Council to spend thousands shipping surplus trams to Scotland

The trams are due to be shipped from Spain

COUNCIL bosses are to spend £110,000 on shipping a fleet of trams they no longer need from Spain to Edinburgh.

And the ten redundant trams might have to be ferried back out to the continent – if the council can find a buyer for them.

The vehicles are considered surplus to requirements after a decision was taken to curtail the city’s troubled tram route earlier this year.

Edinburgh City Council has confirmed the cost of importing the trams from northern Spain is around £11,000 each.

Critics of the beleaguered project have questioned the logic of bringing the vehicles to Edinburgh if it will eventually cost money to send them elsewhere.

But the local authority has said the trams will be used in rotation – meaning they could eventually be sold second hand.


One of the trams – which cost £2million each to build – arrived almost two hours late at a new depot in the Gogar area of the city last week.

Another tram is in storage in West Lothian.

The remaining 25 are being stored in Irun, in northern Spain, and will make the journey to the city by road and sea in the coming weeks at a cost of around £300,000.

The shipment includes the 10 that the council has already admitted it does not need because of the decision to end the line at St Andrews Square instead of continuing it to Newhaven.

Despite a global hunt to find someone to buy or lease the unwanted trams the local authority will still pay for their delivery.

If a buyer is secured the council might face a similar bill because officials are trying to attract interest from across the continent.

Green councillor Steve Burgess said: “It seems pointless to transport all trams to Edinburgh when we will only need some of them. I think the council were trying to sell them and it would make sense if they went straight there rather than Edinburgh first.”

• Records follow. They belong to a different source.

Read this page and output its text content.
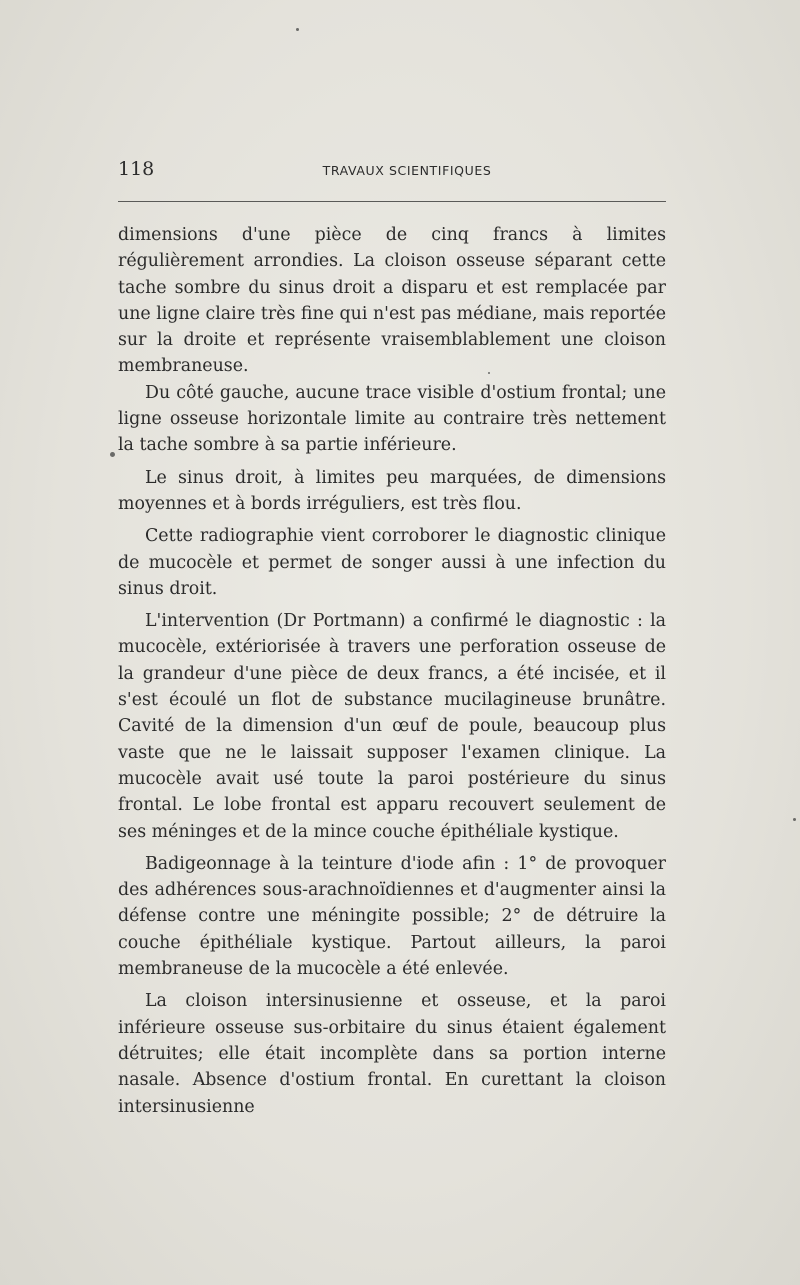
118	TRAVAUX SCIENTIFIQUES

dimensions d'une pièce de cinq francs à limites régulièrement arrondies. La cloison osseuse séparant cette tache sombre du sinus droit a disparu et est remplacée par une ligne claire très fine qui n'est pas médiane, mais reportée sur la droite et représente vraisemblablement une cloison membraneuse.

Du côté gauche, aucune trace visible d'ostium frontal; une ligne osseuse horizontale limite au contraire très nettement la tache sombre à sa partie inférieure.

Le sinus droit, à limites peu marquées, de dimensions moyennes et à bords irréguliers, est très flou.

Cette radiographie vient corroborer le diagnostic clinique de mucocèle et permet de songer aussi à une infection du sinus droit.

L'intervention (Dr Portmann) a confirmé le diagnostic : la mucocèle, extériorisée à travers une perforation osseuse de la grandeur d'une pièce de deux francs, a été incisée, et il s'est écoulé un flot de substance mucilagineuse brunâtre. Cavité de la dimension d'un œuf de poule, beaucoup plus vaste que ne le laissait supposer l'examen clinique. La mucocèle avait usé toute la paroi postérieure du sinus frontal. Le lobe frontal est apparu recouvert seulement de ses méninges et de la mince couche épithéliale kystique.

Badigeonnage à la teinture d'iode afin : 1° de provoquer des adhérences sous-arachnoïdiennes et d'augmenter ainsi la défense contre une méningite possible; 2° de détruire la couche épithéliale kystique. Partout ailleurs, la paroi membraneuse de la mucocèle a été enlevée.

La cloison intersinusienne et osseuse, et la paroi inférieure osseuse sus-orbitaire du sinus étaient également détruites; elle était incomplète dans sa portion interne nasale. Absence d'ostium frontal. En curettant la cloison intersinusienne
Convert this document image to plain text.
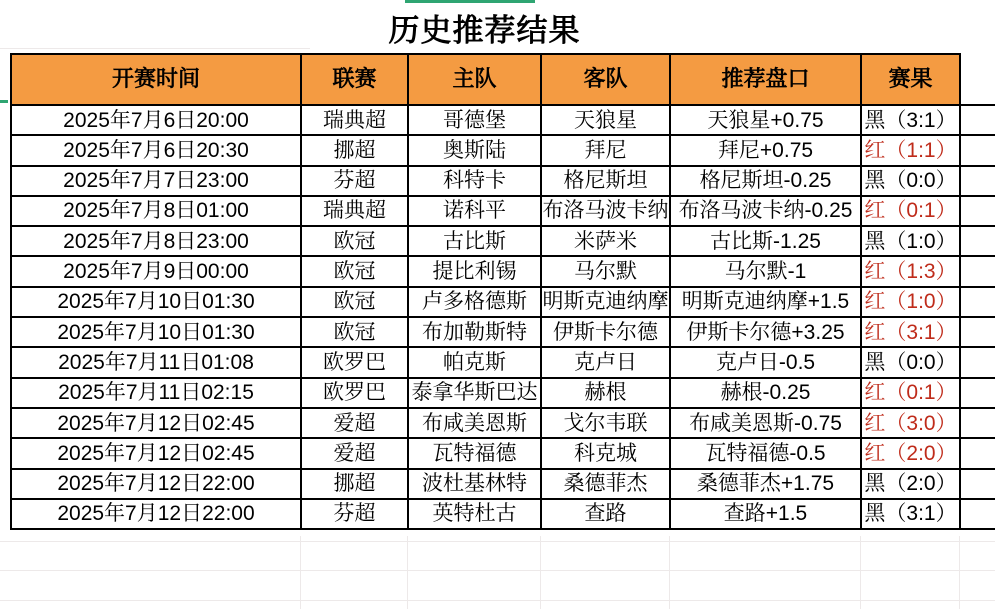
历史推荐结果
开赛时间	联赛	主队	客队	推荐盘口	赛果	
2025年7月6日20:00	瑞典超	哥德堡	天狼星	天狼星+0.75	黑（3:1）	
2025年7月6日20:30	挪超	奥斯陆	拜尼	拜尼+0.75	红（1:1）	
2025年7月7日23:00	芬超	科特卡	格尼斯坦	格尼斯坦-0.25	黑（0:0）	
2025年7月8日01:00	瑞典超	诺科平	布洛马波卡纳	布洛马波卡纳-0.25	红（0:1）	
2025年7月8日23:00	欧冠	古比斯	米萨米	古比斯-1.25	黑（1:0）	
2025年7月9日00:00	欧冠	提比利锡	马尔默	马尔默-1	红（1:3）	
2025年7月10日01:30	欧冠	卢多格德斯	明斯克迪纳摩	明斯克迪纳摩+1.5	红（1:0）	
2025年7月10日01:30	欧冠	布加勒斯特	伊斯卡尔德	伊斯卡尔德+3.25	红（3:1）	
2025年7月11日01:08	欧罗巴	帕克斯	克卢日	克卢日-0.5	黑（0:0）	
2025年7月11日02:15	欧罗巴	泰拿华斯巴达	赫根	赫根-0.25	红（0:1）	
2025年7月12日02:45	爱超	布咸美恩斯	戈尔韦联	布咸美恩斯-0.75	红（3:0）	
2025年7月12日02:45	爱超	瓦特福德	科克城	瓦特福德-0.5	红（2:0）	
2025年7月12日22:00	挪超	波杜基林特	桑德菲杰	桑德菲杰+1.75	黑（2:0）	
2025年7月12日22:00	芬超	英特杜古	查路	查路+1.5	黑（3:1）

Councillor Andrew Burns, leader of the city council’s Labour group, said: “You have to ask if enough lateral thinking has been applied on this.

“We, as an opposition group, are not close enough to know about the ongoing discussions on leasing or selling the tram vehicles to other local authorities, but it strikes me that there could be the possibility of these trams coming to Edinburgh and being taken elsewhere again.


“We do not need at least ten of these trams, probably more, and we should be doing everything possible to lease or sell them on.”

It is estimated that only seven of the 27 trams are need to operate the line between the airport and St Andrew Square.

Of the remaining 20, there are 10 currently on the market.

Despite that, the city council has confirmed for the first time that all 27 of the vehicles will be used in rotation, as it is believed keeping them in storage could result in damage.

Cllr Burns added: “I would anticipate that a brand new tram would be worth somewhat more than a second-hand tram, though industry experts will be better placed than me to know.”

Each of the remaining 25 trams will take a similar route to Edinburgh as the tram that arrived last week.

It began its long journey in Irun, the base of manufacturer CAF, which forms part of the tram consortium alongside Bilfinger Berger and Siemens.

In seven parts it made the 900 mile journey on the back of three lorries, including a ferry trip from Amsterdam to Newcastle.

Dave Anderson, the council’s director of city development, said: “The delivery cost is already included in the contract for the purchase of the vehicles, regardless of whether we transport the full fleet or part of it.

“Given the trams would incur additional costs if stored in Spain, this will actually save the project money in the long term.”